- Film poster
- Directed by: Burgess Meredith
- Written by: Burgess Meredith (screenplay); Alvin Ostroff (story); Dick Randall (screenplay); Joseph Zucchero (story);
- Produced by: Jim Cranston (associate producer); Dick Randall (producer);
- Starring: Jeff Bridges Irene Tsu James Mason Burgess Meredith Broderick Crawford Peter Lind Hayes
- Narrated by: Valentine Dyall
- Cinematography: Frank Johnson; John M. Stephens;
- Edited by: Richard K. Brockway; Jack Tucker;
- Music by: Nicholas Carras; Robert O. Ragland;
- Distributed by: National General Pictures
- Release date: 1970;
- Running time: 89 minutes
- Country: United Kingdom
- Language: English

= The Yin and the Yang of Mr. Go =

1970 film by Burgess Meredith

The Yin and the Yang of Mr. Go is a 1970 British thriller film directed by Burgess Meredith. It was shot in Hong Kong and Toronto, Canada.

== Plot ==
An American army deserter, fanatic and aspiring writer named Nero Finnigan, living in Hong Kong becomes involved with the notorious Mr. Go, a half Chinese half Mexican organized crime mastermind. They conspire to blackmail an American weapons scientist, professor Bannister, into providing secrets to Mr. Go's organization for resale to the highest bidder, and Go secretly films the bisexual Bannister having sex with Nero.

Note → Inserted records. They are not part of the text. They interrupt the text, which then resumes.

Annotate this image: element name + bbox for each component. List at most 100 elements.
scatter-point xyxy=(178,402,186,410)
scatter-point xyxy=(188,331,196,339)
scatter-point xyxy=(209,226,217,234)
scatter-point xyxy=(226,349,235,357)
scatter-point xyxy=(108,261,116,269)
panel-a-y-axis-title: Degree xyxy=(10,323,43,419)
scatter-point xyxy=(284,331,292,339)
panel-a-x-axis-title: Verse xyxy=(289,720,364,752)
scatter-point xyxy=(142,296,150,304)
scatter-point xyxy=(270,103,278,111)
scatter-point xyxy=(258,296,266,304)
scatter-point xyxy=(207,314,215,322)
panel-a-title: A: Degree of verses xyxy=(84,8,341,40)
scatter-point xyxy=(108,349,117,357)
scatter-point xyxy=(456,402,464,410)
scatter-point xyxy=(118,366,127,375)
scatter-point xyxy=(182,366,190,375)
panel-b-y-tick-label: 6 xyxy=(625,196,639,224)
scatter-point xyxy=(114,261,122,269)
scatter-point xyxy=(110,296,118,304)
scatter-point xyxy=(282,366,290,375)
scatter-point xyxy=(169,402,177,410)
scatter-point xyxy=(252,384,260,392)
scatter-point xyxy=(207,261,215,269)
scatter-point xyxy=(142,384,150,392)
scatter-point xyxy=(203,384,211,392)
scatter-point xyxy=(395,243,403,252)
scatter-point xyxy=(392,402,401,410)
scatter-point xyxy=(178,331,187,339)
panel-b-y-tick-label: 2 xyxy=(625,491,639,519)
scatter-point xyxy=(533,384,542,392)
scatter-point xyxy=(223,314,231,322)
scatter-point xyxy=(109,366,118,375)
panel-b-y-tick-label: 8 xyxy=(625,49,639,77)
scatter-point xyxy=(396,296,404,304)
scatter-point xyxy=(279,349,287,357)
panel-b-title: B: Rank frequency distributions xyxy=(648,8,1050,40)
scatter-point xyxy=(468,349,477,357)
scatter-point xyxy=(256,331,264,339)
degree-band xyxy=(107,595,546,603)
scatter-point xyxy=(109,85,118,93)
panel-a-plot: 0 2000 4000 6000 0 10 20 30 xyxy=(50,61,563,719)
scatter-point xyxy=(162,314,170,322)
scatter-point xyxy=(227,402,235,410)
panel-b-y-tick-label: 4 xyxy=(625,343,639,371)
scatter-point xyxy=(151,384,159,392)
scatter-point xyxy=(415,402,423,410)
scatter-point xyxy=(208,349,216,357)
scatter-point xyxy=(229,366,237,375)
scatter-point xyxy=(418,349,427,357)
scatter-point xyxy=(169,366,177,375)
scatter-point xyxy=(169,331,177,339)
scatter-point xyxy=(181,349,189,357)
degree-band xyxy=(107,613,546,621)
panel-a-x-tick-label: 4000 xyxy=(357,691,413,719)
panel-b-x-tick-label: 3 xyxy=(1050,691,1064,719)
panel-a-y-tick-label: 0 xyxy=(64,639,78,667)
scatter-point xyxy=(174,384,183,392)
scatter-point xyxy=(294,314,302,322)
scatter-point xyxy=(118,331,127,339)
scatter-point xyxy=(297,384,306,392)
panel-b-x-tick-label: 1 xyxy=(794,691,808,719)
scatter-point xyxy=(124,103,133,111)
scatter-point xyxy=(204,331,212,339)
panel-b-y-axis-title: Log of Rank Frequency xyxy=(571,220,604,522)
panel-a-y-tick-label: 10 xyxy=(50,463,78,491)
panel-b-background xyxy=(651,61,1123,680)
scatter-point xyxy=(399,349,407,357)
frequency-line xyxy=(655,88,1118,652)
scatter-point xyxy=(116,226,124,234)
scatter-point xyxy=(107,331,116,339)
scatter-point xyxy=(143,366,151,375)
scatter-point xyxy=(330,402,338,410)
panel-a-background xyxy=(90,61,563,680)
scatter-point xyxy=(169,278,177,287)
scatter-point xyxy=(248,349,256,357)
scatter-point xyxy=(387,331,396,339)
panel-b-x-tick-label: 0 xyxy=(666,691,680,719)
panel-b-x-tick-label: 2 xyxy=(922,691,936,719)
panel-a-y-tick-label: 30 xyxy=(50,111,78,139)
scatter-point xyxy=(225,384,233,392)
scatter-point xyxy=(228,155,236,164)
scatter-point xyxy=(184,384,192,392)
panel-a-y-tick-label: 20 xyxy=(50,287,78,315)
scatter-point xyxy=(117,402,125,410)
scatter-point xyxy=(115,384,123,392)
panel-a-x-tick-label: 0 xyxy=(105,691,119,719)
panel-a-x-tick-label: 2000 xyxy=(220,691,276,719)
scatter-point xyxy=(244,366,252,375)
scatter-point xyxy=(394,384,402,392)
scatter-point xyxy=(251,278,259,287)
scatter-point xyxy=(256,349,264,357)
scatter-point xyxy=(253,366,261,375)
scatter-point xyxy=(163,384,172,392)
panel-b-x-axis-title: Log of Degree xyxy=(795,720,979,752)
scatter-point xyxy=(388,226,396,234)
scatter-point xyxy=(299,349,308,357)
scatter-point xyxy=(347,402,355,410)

Leo Zimmerman, who is an American CIA agent and James Joyce scholar, then arrives and is charged with recovering the scientist and his work by whatever means necessary.

== Cast ==
- James Mason as Y.Y. Go
- Jack MacGowran as Leo Zimmerman
- Irene Tsu as Tah-Ling
- Jeff Bridges as Nero Finnegan
- Peter Lind Hayes as Prof. Robert Bannister
- Clarissa Kaye-Mason as Zelda
- Burgess Meredith as The Dolphin
- Gigo Tevzadze as Dr. Ading
- King Hu as Ito Suzuki
- Broderick Crawford as Parker
- Jay Adler as Dr. Yul
- June Sampson as Miss Hagen

== Production ==
The film was shot on location in Hong Kong, except for the CIA boardroom scenes. The production ran out of money and was officially never completed. It was released in Southeast Asia as The Third Eye. The scenes featuring Broderick Crawford was believed to have been added later.

According to Irene Tsu, actor James Mason and director Burgess Meredith didn't get along and eventually didn't even speak to each other.